Secure Software Design
Software design is often discussed in the form of guiding principles or design patterns. We’d like to present two favorites in secure software design.
Security Logging
Logging is a very important part of a security critical system. It is used for runtime monitoring of security relevant events as well as after-the-fact analysis. The quality of the logs can be ensured by the right design.
To allow for efficient and effective log analysis the log messages need to be consistent. Standard logging frameworks do not enforce consistent logging. For instance the java.util.logging.Level gives the following scale:
- SEVERE
- WARNING
- INFO
- CONFIG
- FINE
- FINER
- FINEST
A design solution presented by Sethi and Bhalla [1] is to add a wrapper log object that has specific methods for every type of logging such as security logging. The methods should also support a linear priority level scale. For example:
logDebugMessage(logMessage, priorityLevel, callingClass)

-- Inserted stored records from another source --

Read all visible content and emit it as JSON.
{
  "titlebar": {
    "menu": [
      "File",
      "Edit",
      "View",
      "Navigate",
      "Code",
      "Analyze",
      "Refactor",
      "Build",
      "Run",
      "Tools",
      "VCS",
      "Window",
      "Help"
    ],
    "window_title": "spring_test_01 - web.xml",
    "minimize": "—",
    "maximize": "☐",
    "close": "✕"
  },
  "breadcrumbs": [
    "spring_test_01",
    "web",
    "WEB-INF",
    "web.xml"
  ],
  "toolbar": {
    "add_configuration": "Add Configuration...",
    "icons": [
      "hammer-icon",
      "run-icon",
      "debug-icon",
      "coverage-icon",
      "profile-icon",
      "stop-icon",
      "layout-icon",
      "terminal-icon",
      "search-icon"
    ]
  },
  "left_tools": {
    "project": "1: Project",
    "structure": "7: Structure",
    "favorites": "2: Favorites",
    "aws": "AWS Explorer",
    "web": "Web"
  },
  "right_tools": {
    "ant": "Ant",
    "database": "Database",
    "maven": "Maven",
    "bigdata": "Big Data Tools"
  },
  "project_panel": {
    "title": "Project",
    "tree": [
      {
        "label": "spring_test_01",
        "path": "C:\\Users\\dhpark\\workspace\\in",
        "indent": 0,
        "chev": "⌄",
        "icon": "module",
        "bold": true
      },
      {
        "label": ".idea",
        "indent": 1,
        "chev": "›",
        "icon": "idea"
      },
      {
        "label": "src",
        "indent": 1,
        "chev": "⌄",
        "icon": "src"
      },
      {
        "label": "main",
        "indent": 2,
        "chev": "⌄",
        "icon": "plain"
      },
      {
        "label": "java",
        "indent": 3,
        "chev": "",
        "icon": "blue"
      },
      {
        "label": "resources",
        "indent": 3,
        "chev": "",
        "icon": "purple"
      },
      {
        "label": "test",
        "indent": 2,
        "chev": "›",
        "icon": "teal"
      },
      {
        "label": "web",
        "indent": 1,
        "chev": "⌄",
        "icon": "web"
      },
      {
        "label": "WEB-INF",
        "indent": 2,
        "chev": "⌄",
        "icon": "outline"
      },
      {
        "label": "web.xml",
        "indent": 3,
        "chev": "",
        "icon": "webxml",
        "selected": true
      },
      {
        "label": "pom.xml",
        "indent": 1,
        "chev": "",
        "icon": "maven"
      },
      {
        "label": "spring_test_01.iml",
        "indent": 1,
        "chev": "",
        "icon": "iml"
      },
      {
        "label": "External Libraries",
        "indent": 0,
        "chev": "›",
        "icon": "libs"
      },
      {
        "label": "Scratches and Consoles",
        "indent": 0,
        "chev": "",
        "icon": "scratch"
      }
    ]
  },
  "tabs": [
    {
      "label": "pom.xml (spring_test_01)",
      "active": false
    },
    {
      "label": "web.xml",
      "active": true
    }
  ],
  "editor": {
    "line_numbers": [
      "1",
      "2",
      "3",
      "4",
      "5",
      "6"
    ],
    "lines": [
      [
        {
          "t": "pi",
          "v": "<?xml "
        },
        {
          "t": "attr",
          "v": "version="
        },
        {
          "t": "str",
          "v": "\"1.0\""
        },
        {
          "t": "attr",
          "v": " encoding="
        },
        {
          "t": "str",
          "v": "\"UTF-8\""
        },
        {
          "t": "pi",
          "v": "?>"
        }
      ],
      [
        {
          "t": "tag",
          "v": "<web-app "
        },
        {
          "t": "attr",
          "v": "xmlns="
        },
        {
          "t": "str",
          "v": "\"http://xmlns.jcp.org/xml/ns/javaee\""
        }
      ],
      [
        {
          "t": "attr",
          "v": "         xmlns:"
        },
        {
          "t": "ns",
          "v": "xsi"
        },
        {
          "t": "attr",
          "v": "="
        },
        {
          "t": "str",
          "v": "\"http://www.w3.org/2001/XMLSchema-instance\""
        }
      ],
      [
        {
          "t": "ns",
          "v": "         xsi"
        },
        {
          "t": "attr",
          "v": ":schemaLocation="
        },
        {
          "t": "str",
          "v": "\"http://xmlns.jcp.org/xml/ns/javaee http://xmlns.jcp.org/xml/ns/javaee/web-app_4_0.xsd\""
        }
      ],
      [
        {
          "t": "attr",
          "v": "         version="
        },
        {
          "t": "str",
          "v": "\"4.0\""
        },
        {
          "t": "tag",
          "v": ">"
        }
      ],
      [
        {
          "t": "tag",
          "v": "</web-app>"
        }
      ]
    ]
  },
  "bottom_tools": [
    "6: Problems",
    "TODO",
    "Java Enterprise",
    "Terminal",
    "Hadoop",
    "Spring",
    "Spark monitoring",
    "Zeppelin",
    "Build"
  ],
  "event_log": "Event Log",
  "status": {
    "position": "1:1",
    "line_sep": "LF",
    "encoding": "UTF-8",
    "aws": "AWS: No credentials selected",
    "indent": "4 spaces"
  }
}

logSecurityMessage(logMessage, priorityLevel, callingClass)
logSystemMessage(logMessage, priorityLevel, callingClass)
This concentrates formatting of log messages to the wrapper object. A good addition is to automatically include a unique thread ID in the log messages so that various log files can be matched easily.
Privacy
Privacy in IT systems is an important issue. With the power of computers huge amounts of information can be processed in short time which allows for information aggregation, data mining and cross-referencing. Therefore it is important to think about privacy implications already during application design.
The most important privacy concerns in system design are:
- Logging. What should the system log? Is any of that information privacy relevant? Can we anonymize it? Who will have access to the logs including access to log backups? If privacy relevant information such as traffic analysis that can be tied to a person is going to be logged the users should be informed.
- Social security numbers, credit card numbers, and the like. Are we going to store key values that can be tied to a person? Do we need to? Can they be anonymized for instance through salted hashing? Or can we at least encrypt them?
- Legislation and compliance. Was does the law say about storing or handling the kind of privacy relevant information we do? Do our business partners require us to be compliant in any way such as fulfilling the Payment Card Industry Data Encryption Standard [2]?
References
[1] R. Sethi and N. Bhalla. Building Secure Applications: Consistent Logging. SecurityFocus, February 26, 2007.
[2] Payment Card Industry Data Encryption Standard, PCI DSS.